Vox Studio has the capability to convert to and from, indexed ADPCM files (".vap" files) as well. These are files that contain more than one voice message per physical file, with a header (at the beginning of the file) that contains pointers to the start of each separate voice message. This technique was introduced mainly to circumvent the problems good old DOS had when too many files were opened simultaneously by a running application.
The Dialogic ADPCM ".wav" format uses the same coding as normal Dialogic files (it can contain sound coded in A-law, Mu-law or ADPCM) but it has a RIFF-standard file header instead of just raw data. One more sample frequency is provided: 11.025 KHz.
A-law and A-law Wav
The European digital telephone network uses a companding algorithm operating on a segmented straight lines approximation to a logarithmic curve called the A-law digital coding standard.
The A-law companders produce 8 bits of companded data per 16-bit sample at a sample rate of 8 KHz. This is also called 64 KBps A-law PCM.
This is the coding algorithm used by PTTs (Telephone Companies) throughout Europe. In the USA a similar algorithm called Mu-law is used.
Telephony cards capable of recording and playing 64 KBps data produce very good quality voice. In fact you cannot get any better on the current analog telephone network. Of course, 64 KBps PCM data requires more hard disk space than 24 KBps or 32 KBps ADPCM data, but the voice quality is better. A-law companding produces a better signal-to-noise ratio at low voice amplitudes than Mu-law, but Mu-law has a lower idle channel noise.
Although the "normal" sample rate for A-law telephony is 8 KHz, most Dialogic cards allow using A-law at 6KHz as well, and Vox Studio supports this.

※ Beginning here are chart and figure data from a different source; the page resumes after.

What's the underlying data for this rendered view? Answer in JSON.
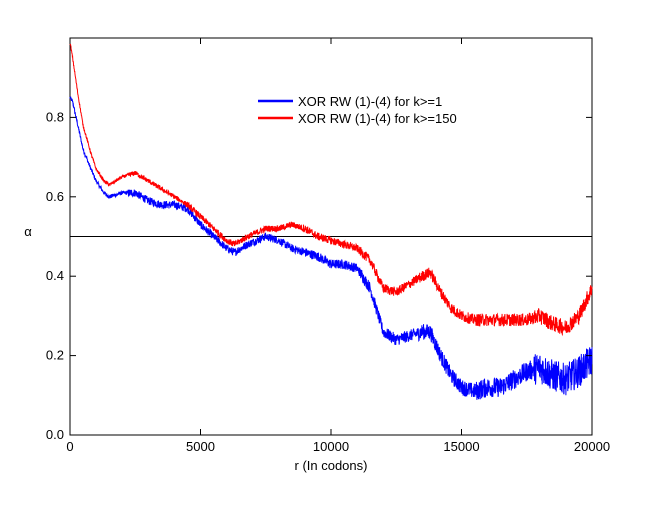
{
  "chart_data": {
    "type": "line",
    "title": "",
    "xlabel": "r (In codons)",
    "ylabel": "α",
    "xlim": [
      0,
      20000
    ],
    "ylim": [
      0.0,
      1.0
    ],
    "x_ticks": [
      0,
      5000,
      10000,
      15000,
      20000
    ],
    "y_ticks": [
      0.0,
      0.2,
      0.4,
      0.6,
      0.8
    ],
    "x_tick_labels": [
      "0",
      "5000",
      "10000",
      "15000",
      "20000"
    ],
    "y_tick_labels": [
      "0.0",
      "0.2",
      "0.4",
      "0.6",
      "0.8"
    ],
    "reference_line": {
      "y": 0.5,
      "color": "#000000"
    },
    "legend_position": "top-center",
    "series": [
      {
        "name": "XOR RW (1)-(4) for k>=1",
        "color": "#0000ff",
        "noise": [
          0.005,
          0.01,
          0.01,
          0.01,
          0.012,
          0.015,
          0.02,
          0.025,
          0.04
        ],
        "x": [
          0,
          100,
          300,
          500,
          800,
          1000,
          1300,
          1500,
          2000,
          2500,
          3000,
          3500,
          4000,
          4500,
          5000,
          5500,
          6000,
          6300,
          6800,
          7500,
          8000,
          8500,
          9000,
          9500,
          10000,
          10500,
          11000,
          11500,
          12000,
          12500,
          13000,
          13500,
          13800,
          14200,
          14600,
          15000,
          15500,
          16000,
          16500,
          17000,
          17500,
          18000,
          18500,
          19000,
          19500,
          20000
        ],
        "y": [
          0.85,
          0.84,
          0.78,
          0.72,
          0.67,
          0.64,
          0.61,
          0.6,
          0.61,
          0.61,
          0.59,
          0.58,
          0.58,
          0.57,
          0.53,
          0.5,
          0.47,
          0.46,
          0.48,
          0.5,
          0.49,
          0.47,
          0.46,
          0.45,
          0.43,
          0.43,
          0.42,
          0.37,
          0.26,
          0.24,
          0.25,
          0.26,
          0.26,
          0.2,
          0.15,
          0.12,
          0.11,
          0.12,
          0.12,
          0.14,
          0.16,
          0.17,
          0.15,
          0.14,
          0.16,
          0.19
        ]
      },
      {
        "name": "XOR RW (1)-(4) for k>=150",
        "color": "#ff0000",
        "noise": [
          0.004,
          0.006,
          0.008,
          0.008,
          0.01,
          0.012,
          0.014,
          0.016,
          0.02
        ],
        "x": [
          0,
          100,
          300,
          500,
          800,
          1000,
          1300,
          1500,
          2000,
          2500,
          3000,
          3500,
          4000,
          4500,
          5000,
          5500,
          6000,
          6300,
          6800,
          7500,
          8000,
          8500,
          9000,
          9500,
          10000,
          10500,
          11000,
          11500,
          12000,
          12500,
          13000,
          13500,
          13800,
          14200,
          14600,
          15000,
          15500,
          16000,
          16500,
          17000,
          17500,
          18000,
          18500,
          19000,
          19500,
          20000
        ],
        "y": [
          0.99,
          0.95,
          0.86,
          0.78,
          0.71,
          0.67,
          0.64,
          0.63,
          0.65,
          0.66,
          0.64,
          0.62,
          0.6,
          0.58,
          0.55,
          0.52,
          0.49,
          0.48,
          0.5,
          0.52,
          0.52,
          0.53,
          0.52,
          0.5,
          0.49,
          0.48,
          0.47,
          0.44,
          0.37,
          0.36,
          0.38,
          0.4,
          0.41,
          0.36,
          0.32,
          0.3,
          0.29,
          0.29,
          0.29,
          0.29,
          0.29,
          0.3,
          0.28,
          0.27,
          0.3,
          0.37
        ]
      }
    ]
  }
}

The Dialogic A-law ".wav" format uses the same coding as above but has a RIFF-standard file header instead of just raw data. One more sample frequency is provided: 11.025 KHz.
Mu-law and Mu-law Wav
The US and Japanese digital telephone networks use a companding algorithm operating on a segmented straight lines approximation to a logarithmic curve called the Mu-law digital coding standard.

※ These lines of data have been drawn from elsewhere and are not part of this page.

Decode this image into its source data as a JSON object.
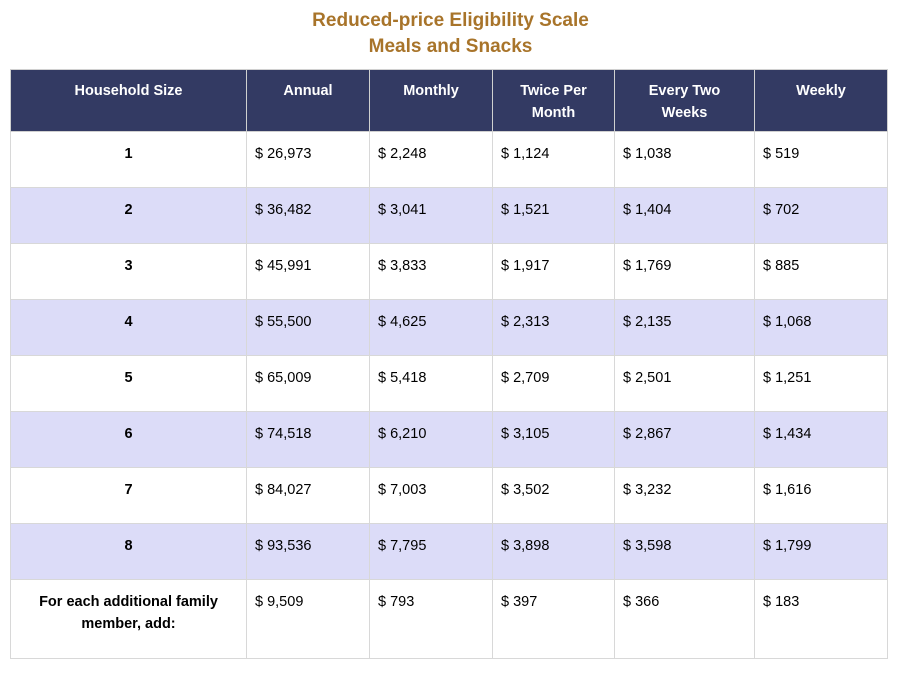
{
  "title": {
    "line1": "Reduced-price Eligibility Scale",
    "line2": "Meals and Snacks"
  },
  "colors": {
    "title": "#a8742a",
    "header_bg": "#333a63",
    "header_text": "#ffffff",
    "row_alt_bg": "#dcdcf8",
    "row_bg": "#ffffff"
  },
  "table": {
    "headers": [
      "Household Size",
      "Annual",
      "Monthly",
      "Twice Per Month",
      "Every Two Weeks",
      "Weekly"
    ],
    "rows": [
      [
        "1",
        "$ 26,973",
        "$ 2,248",
        "$ 1,124",
        "$ 1,038",
        "$ 519"
      ],
      [
        "2",
        "$ 36,482",
        "$ 3,041",
        "$ 1,521",
        "$ 1,404",
        "$ 702"
      ],
      [
        "3",
        "$ 45,991",
        "$ 3,833",
        "$ 1,917",
        "$ 1,769",
        "$ 885"
      ],
      [
        "4",
        "$ 55,500",
        "$ 4,625",
        "$ 2,313",
        "$ 2,135",
        "$ 1,068"
      ],
      [
        "5",
        "$ 65,009",
        "$ 5,418",
        "$ 2,709",
        "$ 2,501",
        "$ 1,251"
      ],
      [
        "6",
        "$ 74,518",
        "$ 6,210",
        "$ 3,105",
        "$ 2,867",
        "$ 1,434"
      ],
      [
        "7",
        "$ 84,027",
        "$ 7,003",
        "$ 3,502",
        "$ 3,232",
        "$ 1,616"
      ],
      [
        "8",
        "$ 93,536",
        "$ 7,795",
        "$ 3,898",
        "$ 3,598",
        "$ 1,799"
      ],
      [
        "For each additional family member, add:",
        "$ 9,509",
        "$ 793",
        "$ 397",
        "$ 366",
        "$ 183"
      ]
    ]
  }
}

Per channel, Mu-law companders produce 8 bits of companded data per 16-bit sample at a sample rate of 8 KHz. This is also called 64 KBps Mu-law PCM.

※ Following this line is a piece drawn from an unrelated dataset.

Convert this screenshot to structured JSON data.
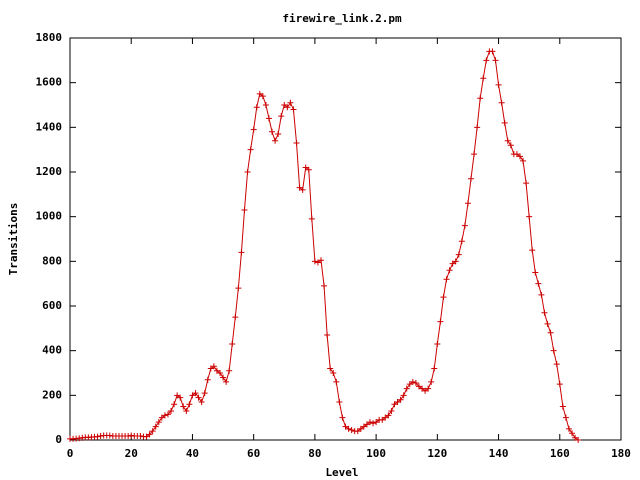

This is the coding algorithm used in the Bell System throughout the US. In Europe a similar algorithm called A-law is used.
Telephony cards capable of recording and playing 64 KBps data produce very good quality voice. In fact you cannot get any better on the current analog telephone network. Of course, 64 KBps PCM data requires more hard disk space than 24 KBps or 32 KBps ADPCM data, but the voice quality is better. Mu-law companding produces a lower idle channel noise than A-law, but A-law has a better signal-to-noise ratio at low voice amplitudes.
Although the "normal" sample rate for Mu-law telephony is 8 KHz, most Dialogic cards allow using Mu-law at 6KHz as well, and Vox Studio supports this.
The Dialogic Mu-law ".wav" format uses the same coding as above but has a RIFF-standard file header instead of just raw data. One more sample frequency is provided: 11.025 KHz.